Anyone able to tell me where to find this as the documentation seems ‘off’ … or I’m blind :slight_smile:

https://help.openai.com/en/articles/4936856-what-are-tokens-and-how-to-count-them#h_97085dcebb

I want to generate the probabilities of the next word in a sentence

To see or receive the probabilities, you must use a completion AI model. Chat models do not support this, nor are logprobs available through the chat completion API endpoint by coding.

You can select the right bar’s “mode” and change from chat to complete. The completion model that most answers like ChatGPT (with an even higher price still) is text-davinci-003.

Using the completion endpoint, more options will be exposed, such as the “full spectrum” that colors the output token by its probability, and displays token and sequence probabilities by hover and selection.

A completion model takes a different style of prompt, and some have no training at all and will simply write the next language that might appear after the input you give in the bare text box.

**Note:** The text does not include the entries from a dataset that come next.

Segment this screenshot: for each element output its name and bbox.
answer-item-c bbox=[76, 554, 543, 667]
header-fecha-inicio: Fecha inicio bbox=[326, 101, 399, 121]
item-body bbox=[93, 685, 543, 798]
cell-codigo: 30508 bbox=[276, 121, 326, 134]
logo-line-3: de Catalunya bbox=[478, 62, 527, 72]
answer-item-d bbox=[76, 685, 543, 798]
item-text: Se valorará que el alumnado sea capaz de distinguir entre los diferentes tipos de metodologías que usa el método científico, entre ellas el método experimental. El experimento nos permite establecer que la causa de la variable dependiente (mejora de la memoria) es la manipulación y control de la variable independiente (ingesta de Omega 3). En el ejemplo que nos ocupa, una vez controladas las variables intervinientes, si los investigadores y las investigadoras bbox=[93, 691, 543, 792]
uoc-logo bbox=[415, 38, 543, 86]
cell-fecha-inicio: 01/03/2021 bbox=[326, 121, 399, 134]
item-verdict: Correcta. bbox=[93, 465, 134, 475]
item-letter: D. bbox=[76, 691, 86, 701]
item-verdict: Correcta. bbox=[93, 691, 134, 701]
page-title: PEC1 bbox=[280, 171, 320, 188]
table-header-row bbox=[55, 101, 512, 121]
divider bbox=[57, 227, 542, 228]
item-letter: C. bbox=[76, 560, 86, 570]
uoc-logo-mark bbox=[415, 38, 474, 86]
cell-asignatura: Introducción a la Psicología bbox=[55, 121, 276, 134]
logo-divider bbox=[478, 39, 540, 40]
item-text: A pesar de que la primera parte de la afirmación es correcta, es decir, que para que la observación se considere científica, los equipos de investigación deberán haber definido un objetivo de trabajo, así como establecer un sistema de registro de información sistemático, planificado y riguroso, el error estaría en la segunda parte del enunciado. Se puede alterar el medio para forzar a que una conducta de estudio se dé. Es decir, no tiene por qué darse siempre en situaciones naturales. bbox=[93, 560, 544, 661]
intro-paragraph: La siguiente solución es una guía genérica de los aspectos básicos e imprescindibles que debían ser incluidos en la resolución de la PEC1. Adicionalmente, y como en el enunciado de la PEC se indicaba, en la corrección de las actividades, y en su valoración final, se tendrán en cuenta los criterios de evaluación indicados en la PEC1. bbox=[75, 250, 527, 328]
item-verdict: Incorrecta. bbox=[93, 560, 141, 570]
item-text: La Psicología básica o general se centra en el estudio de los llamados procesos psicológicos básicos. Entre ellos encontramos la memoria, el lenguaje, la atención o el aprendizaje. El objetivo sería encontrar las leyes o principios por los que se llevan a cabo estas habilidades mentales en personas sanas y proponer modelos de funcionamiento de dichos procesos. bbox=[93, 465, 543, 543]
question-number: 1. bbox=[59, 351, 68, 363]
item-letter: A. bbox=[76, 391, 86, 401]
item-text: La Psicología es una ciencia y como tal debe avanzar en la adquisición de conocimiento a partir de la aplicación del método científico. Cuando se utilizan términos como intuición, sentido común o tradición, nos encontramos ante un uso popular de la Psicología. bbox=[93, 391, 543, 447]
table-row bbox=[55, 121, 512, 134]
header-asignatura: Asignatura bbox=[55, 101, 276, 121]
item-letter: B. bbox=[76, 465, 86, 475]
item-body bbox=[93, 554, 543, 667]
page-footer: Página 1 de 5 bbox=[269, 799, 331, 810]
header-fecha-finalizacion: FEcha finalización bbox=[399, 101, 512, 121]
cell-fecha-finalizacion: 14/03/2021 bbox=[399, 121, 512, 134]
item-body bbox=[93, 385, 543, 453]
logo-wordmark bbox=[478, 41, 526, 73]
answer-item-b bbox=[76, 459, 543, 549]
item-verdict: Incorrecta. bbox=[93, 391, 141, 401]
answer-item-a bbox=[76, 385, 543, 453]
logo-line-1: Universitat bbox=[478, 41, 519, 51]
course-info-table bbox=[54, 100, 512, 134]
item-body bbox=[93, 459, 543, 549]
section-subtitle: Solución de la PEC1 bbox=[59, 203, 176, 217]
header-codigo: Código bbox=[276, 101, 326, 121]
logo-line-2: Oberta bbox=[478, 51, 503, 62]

Here is a shortcut to a playground preset ready to answer questions.

To use the logit_bias parameter to encourage or discourage tokens (via the API call), one must find the correct token number, using the correct tokenizer for the model.

This doesn’t have many useful applications, as there are many alternate tokens that seem to be the same word, such as tokens with or without a beginning space, capital words, and even tokens for words that start with a hyphen or underscore. Demoting tokens representing parts of words (like psych-ology) can broadly impact other generation.

Thank you so much … NPS 10/10!!!

One last question if you don’t mind, when I run this sentence through the tokenizer and get output like attached … those are the number into the word dictionary, correct?. In theory I’ve always seem them represent perhaps sequential order … like on a 50,000 word dictionary “a” would be a lower number (index into dictionary) than zebra.

But either I’ve making a mistake on interpreting the screen shot OR I just assume since all the examples were built that way in introduction material. Which is it?

Thanks again!!

While some tokens are just letters or ASCII and are found early by being manually put in the token dictionary, many others are the result of discovery of ways to compress data of the training corpus.

!#A@# ! # A_A-a
[0, 2, 32, 41573, 5145, 1303, 317, 62, 32, 12, 64]

However, the tokenizer link I gave will also allow you to check the tokenizer of recommended models (and not just particular old ones like the Openai one you show), and see the individual tokens marked by color.

cl100k-base:
!#A@# ! # A_A-a
[0, 2, 32, 31, 2, 758, 674, 362, 1596, 7561]

showing us that “-shot” is a different token than " shot".